Marcela toma los buses en el parque San Antonio y se baja en el Centro
Comercial San Diego, para desde allí devolverse. Esa es su rutina diaria. Cuenta
sí con la suerte de que los conductores la tratan bien y le permiten subirse por
encima de la registradora.
Se puede decir que ya es una “veterana” en los gajes del oficio, y diario gana entre
30 y 40 mil pesos, que sumados a lo que gana su hermana mal que bien les
alcanza para mantener a su madre y a los hijos de ambas, para pagar el alquiler y
los servicios de la casa y los pasajes. Pero hay ocasiones en que no les alcanza y
deben pasar los días sin agua ni electricidad, o sin nada que comer.
Lo otro que ha comprobado es que el hecho de estar embarazada no le concede
ventaja. Su estado no conmueva a los pasajeros. Muchas veces se baja del bus
sin hacer una sola venta. Otras veces siente el peso de las miradas que la juzgan
y la critican.
Marcela es consciente de que su trabajo no es el mejor, sobre todo en su estado
de embarazo, porque los peligros son muchos y debe aguantar las inclemencias
del clima y la agreste dinámica de la vida callejera. Y a eso se suma la
incertidumbre, porque ha oído decir que muchas rutas de buses que se acabarán
cuando entre a operar el sistema integrado de transporte.

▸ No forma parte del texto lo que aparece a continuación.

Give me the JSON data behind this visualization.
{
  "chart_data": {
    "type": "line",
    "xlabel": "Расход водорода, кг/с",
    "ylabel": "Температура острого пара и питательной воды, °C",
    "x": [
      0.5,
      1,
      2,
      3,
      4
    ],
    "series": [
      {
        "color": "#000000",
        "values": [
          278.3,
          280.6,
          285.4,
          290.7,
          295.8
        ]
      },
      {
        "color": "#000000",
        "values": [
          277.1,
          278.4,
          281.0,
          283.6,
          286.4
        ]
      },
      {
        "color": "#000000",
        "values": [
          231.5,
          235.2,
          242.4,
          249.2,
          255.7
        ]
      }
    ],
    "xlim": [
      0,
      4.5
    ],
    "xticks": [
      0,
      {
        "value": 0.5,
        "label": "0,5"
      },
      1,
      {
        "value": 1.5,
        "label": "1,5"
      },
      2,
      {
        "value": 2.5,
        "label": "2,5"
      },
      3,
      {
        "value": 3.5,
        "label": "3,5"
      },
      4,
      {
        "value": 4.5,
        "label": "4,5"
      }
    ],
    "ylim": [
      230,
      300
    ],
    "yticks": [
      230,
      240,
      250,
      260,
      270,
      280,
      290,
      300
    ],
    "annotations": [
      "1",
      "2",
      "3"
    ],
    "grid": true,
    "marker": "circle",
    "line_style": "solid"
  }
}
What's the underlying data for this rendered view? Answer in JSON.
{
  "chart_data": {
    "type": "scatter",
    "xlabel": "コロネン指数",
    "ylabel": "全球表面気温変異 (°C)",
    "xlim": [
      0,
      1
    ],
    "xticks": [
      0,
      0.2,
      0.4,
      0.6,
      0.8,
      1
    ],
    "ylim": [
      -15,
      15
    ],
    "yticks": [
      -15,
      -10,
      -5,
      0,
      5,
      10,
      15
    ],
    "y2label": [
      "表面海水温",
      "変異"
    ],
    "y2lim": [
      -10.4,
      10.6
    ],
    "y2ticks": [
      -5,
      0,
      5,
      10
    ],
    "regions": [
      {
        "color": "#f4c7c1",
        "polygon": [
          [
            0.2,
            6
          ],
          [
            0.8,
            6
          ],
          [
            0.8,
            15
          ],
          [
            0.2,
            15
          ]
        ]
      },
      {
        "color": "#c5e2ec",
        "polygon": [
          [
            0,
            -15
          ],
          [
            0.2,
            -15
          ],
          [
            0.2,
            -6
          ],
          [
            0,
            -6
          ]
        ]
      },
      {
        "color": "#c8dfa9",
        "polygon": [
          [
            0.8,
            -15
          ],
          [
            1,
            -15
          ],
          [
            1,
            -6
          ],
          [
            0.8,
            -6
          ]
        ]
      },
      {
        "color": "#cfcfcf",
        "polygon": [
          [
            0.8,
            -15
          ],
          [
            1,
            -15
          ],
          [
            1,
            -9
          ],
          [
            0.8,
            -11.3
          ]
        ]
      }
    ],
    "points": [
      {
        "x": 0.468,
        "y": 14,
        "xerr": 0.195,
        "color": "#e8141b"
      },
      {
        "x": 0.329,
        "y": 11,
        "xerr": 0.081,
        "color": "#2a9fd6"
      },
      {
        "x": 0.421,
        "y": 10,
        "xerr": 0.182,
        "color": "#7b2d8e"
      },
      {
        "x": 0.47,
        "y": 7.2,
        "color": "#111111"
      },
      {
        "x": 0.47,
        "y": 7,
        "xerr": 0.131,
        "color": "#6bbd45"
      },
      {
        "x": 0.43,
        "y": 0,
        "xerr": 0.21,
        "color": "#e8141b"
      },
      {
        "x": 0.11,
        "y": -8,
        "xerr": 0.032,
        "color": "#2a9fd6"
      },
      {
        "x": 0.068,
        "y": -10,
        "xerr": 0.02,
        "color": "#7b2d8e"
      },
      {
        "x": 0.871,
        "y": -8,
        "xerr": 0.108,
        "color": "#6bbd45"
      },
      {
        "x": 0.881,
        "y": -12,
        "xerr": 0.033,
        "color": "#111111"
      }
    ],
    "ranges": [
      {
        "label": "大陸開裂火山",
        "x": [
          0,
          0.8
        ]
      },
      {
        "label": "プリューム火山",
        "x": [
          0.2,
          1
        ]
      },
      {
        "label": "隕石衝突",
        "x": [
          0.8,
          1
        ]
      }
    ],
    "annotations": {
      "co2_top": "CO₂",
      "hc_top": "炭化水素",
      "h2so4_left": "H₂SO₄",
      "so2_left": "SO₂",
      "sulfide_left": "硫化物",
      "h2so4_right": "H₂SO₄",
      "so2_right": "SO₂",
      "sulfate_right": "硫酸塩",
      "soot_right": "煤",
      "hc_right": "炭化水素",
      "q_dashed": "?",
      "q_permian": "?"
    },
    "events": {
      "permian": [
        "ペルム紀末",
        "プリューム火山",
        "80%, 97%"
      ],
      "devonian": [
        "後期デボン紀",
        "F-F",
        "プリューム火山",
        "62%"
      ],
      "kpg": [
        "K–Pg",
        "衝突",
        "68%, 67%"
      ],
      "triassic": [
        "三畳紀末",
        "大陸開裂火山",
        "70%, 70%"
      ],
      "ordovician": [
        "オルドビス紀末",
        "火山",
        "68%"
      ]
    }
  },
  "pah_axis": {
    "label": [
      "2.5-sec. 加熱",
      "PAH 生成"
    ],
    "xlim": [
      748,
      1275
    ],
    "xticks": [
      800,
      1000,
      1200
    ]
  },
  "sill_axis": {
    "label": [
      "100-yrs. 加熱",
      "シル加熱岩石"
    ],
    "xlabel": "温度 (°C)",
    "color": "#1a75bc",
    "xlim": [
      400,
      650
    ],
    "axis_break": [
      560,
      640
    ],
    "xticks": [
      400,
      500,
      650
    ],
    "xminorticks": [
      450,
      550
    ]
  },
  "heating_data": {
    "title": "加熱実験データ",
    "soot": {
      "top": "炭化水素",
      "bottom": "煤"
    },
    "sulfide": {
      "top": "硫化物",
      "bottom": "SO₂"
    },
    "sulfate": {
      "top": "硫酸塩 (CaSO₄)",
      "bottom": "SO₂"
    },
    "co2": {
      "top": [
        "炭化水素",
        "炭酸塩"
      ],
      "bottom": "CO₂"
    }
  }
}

“Si no vendo en las calles no sé que más podré hacer, porque sé que hasta para
barrer calles piden el bachillerato, y en este momento no me es posible
terminarlo”, dice.
Tampoco ha tenido la atención que su embarazo requiere. Hasta ahora solo le han
hecho una revisión, una vez por urgencias. Como ya sabe que nacerá niña le ha
conseguido algo de la ropa y algunos implementos necesarios, pero le faltan
muchas cosas todavía. Pero pese a todo es optimista en que va sacar adelante a
sus dos pequeños, mientras sueña con una vida diferente.
“Quisiera terminar mis estudios y conseguir otro trabajo, con sueldo fijo. Pero lo
que más espero es que mis hijos tengan un futuro mejor, que no pasen por lo que
yo he pasado, que estudien”, dice, mientras espera la llegada de otro bus.